Malgré toutes les précautions oratoires, le plan de "réduction des déficits" annoncé par le premier ministre lors de sa conférence de presse ressemble à s’y méprendre à un tour de vis supplémentaire d’une politique d’austérité pluriannuelle qu’il veut installer comme le prouve sa référence à la règle d’or et à l’objectif de conserver les 3A décernés par les agences de notation.

De l’ensemble des mesures fiscales très techniques qu’il a énumérées, il a voulu tirer la conclusion que les efforts étaient demandés aussi bien aux grandes fortunes qu’aux petits budgets.

Il n’en est rien.

Les 3% sur les revenus fiscaux supérieurs de plus de 500000€ ne rapporteraient qu’environ 200 millions d’€ selon une réponse qu’il a faite à un journaliste italien. Rappelons que la réforme de l’impôt sur le revenu leur avait rapporté 1, 80 milliard d’€. Cette taxation est donc une entourloupe et une goutte d’eau dans l’océan des profits.
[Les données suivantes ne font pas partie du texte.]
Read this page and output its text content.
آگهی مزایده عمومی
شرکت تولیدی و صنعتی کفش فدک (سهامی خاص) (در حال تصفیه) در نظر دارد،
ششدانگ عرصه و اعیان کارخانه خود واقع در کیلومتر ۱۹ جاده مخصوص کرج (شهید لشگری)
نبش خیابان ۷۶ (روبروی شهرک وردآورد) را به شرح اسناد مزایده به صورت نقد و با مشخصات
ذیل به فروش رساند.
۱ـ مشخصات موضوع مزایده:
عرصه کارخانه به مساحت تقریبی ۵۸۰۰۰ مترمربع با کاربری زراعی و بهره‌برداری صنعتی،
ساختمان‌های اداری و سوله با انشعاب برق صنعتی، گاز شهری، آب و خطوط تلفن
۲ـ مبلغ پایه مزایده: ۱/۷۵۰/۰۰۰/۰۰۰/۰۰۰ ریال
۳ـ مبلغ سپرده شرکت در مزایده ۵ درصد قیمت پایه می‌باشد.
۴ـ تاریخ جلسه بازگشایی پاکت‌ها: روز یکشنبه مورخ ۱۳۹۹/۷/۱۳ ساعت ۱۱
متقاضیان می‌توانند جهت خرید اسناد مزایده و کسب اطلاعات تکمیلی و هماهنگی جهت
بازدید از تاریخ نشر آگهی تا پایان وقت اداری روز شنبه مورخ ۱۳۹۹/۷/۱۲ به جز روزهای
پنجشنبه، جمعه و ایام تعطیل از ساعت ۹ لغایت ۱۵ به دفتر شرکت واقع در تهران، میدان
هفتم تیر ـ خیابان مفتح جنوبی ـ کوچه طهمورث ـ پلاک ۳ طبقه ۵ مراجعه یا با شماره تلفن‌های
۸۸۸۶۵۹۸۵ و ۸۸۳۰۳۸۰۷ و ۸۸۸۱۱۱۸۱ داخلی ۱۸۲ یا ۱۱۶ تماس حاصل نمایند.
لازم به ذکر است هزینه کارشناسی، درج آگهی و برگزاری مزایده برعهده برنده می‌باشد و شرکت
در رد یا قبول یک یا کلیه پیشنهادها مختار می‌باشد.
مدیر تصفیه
Le plan du gouvernement ne remet pas en cause les profondes inégalités dans la répartition des richesses. Il ne remet pas en cause des niches fiscales qui coûtent cher comme, par exemple, la défiscalisation des heures supplémentaires et la TVA à 5,5% dans la restauration sans effet sur la baisse des prix ni sur l’embauche dans ce secteur.

La poursuite du non-remplacement d’un fonctionnaire partant à la retraite, l’encadrement encore plus stricte des dépenses de santé vont casser encore plus le droit à l’emploi et à l’accès aux soins qui sont des droits fondamentaux.

Le "seuil de tolérance" à l’austérité est atteint.

L’urgence c’est la riposte unitaire du mouvement social pour bloquer la spirale infernale d’une politique de régression sociale.